B. Protéger la nature du travail des hommes
Le philosophe et scientifique Leibniz rappelle la « majesté » de la nature contre les prétentions des hommes. Ceux-ci ont cru par leur esprit concevoir des machines similaires à celles de la nature. Or la nature, par les mécanismes de la sagesse divine, produit des œuvres bien différentes et supérieures aux artifices humains, c’est-à-dire aux prétentions de l’homme de s’approprier la nature.
« Je suis le mieux disposé du monde à rendre justice aux modernes; cependant je trouve qu’ils ont porté la réforme trop loin, entre autres en confondant les choses naturelles avec les artificielles, pour n’avoir pas eu assez grandes Idées de la majesté de la nature.
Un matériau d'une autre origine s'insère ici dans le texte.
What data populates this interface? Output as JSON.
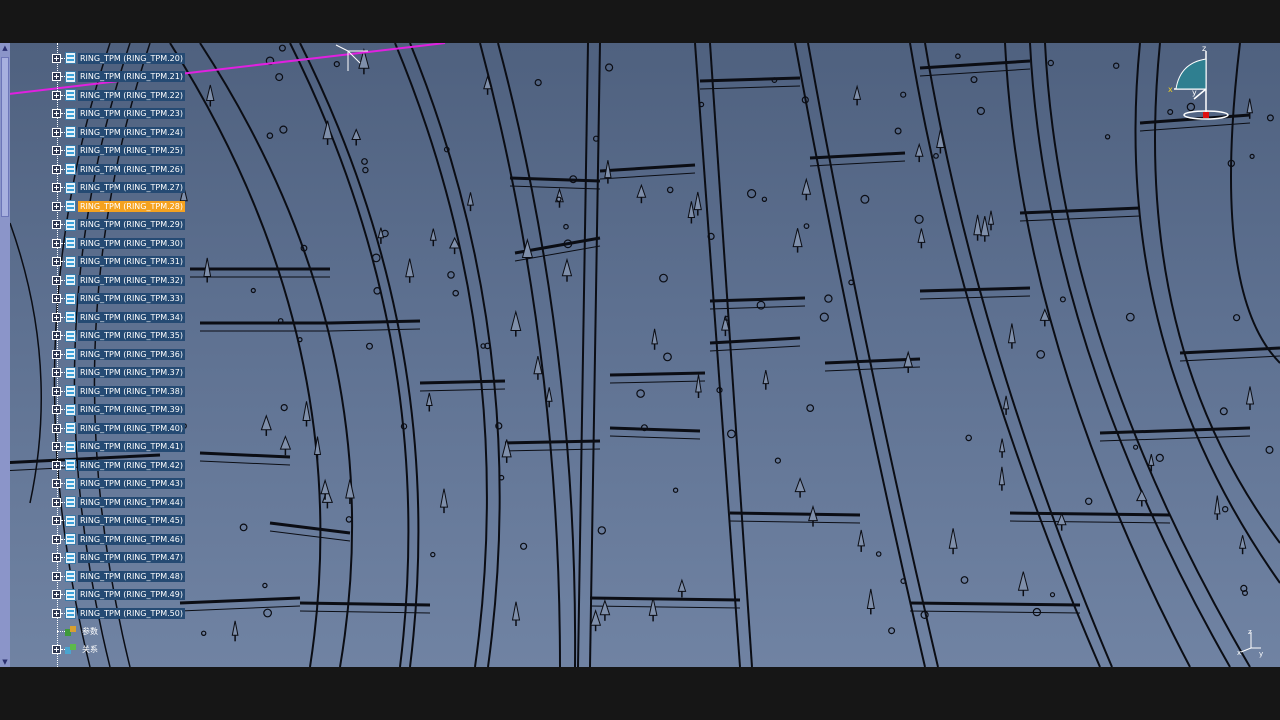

Ils conçoivent que la différence qu’il y a entre ses machines et les nôtres, n’est que du grand au petit. Ce qui a fait dire depuis peu à un très habile homme [Fontenelle], qu’en regardant la nature de près, on la trouve moins admirable qu’on n’avait cru, n’étant que comme la boutique d’un ouvrier. Je crois que ce n’est pas en donner une idée assez juste ni assez digne d’elle, et il n’y a que notre système qui fasse connaître enfin la véritable et immense distance qu’il y a entre les moindres productions et mécanismes de la sagesse divine, et entre les plus grands chefs-d’œuvre de l’art d’un esprit borné ; cette différence ne consistant pas seulement dans le degré, mais dans le genre même. »
Leibniz, Système nouveau de la nature et de la communication des substances, § 10L11, 1694
Martin Hedegger pousse l’analyse encore plus loin. Pour lui, la nature est désormais considéré comme un « fond » mis à disposition de l’homme. Il prend l’exemple d’une centrale électrique. Le fleuve est mis à la disposition des hommes, et n’est même plus considéré comme fleuve que parce qu’il permet à la centrale de fonctionner. Ainsi l’homme « arraisonne » la nature, lui somme de s’expliquer.
« La centrale électrique est mise en place dans le Rhin. Elle lui commande de livrer sa pression hydraulique, qui commande à leur tour aux turbines de tourner. Ce mouvement fait tourner la machine dont le mécanisme produit le courant électrique, pour lequel la centrale régionale et son réseau sont commandés à des fins de transmission. Dans le domaine de ces conséquences s’enchaînant l’une l’autre à partir de la mise en place de l’énergie électrique, le fleuve du Rhin apparaît, lui aussi, comme quelque chose de commandé. La centrale n’est pas construite dans le courant du Rhin comme le vieux pont de bois qui depuis des siècles unit une rive à l’autre. C’est bien plutôt le fleuve qui est muré dans la centrale. Ce qu’il est aujourd’hui comme fleuve, il l’est de par l’essence de la centrale. […]
Le dévoilement qui régit complètement la technique moderne a le caractère d’un commandement au sens d’une mise à disposition. […] Ce qui est ainsi commandé a sa propre position. Cette position nous l’appelons le fonds disponible pour être exploité. Il ne caractérise rien de moins que la manière dont est présent tout ce qui est atteint par le dévoilement qui met à disposition. »
Martin Heidegger (1889-1976), Essais et conférences, « La question de la technique »
Or l’homme est bientôt pris dans l’engrenage, victime de son propre système. En se soumettant à l’emploi, au poste de travail, il se laisse disposé. Il devient lui-même, à l’instar de la nature, le « fond » dans lequel l’homme cherche à puiser. C’est en ce sens que Heidegger affirme : « L’homme suit son chemin à l’extrême bord du précipice, il va vers le point où lui-même ne doit plus être pris que comme fond disponible. »
Cette question de l’exploitation de la nature se pose avec plus de vigueur encore alors que la révolution technologique de l’informatique, permise grâce au travail conjugué des ingénieurs du monde, et le réchauffement climatique, cette fois-ci accéléré par le travail des hommes, bouleversent l’appréhension du monde.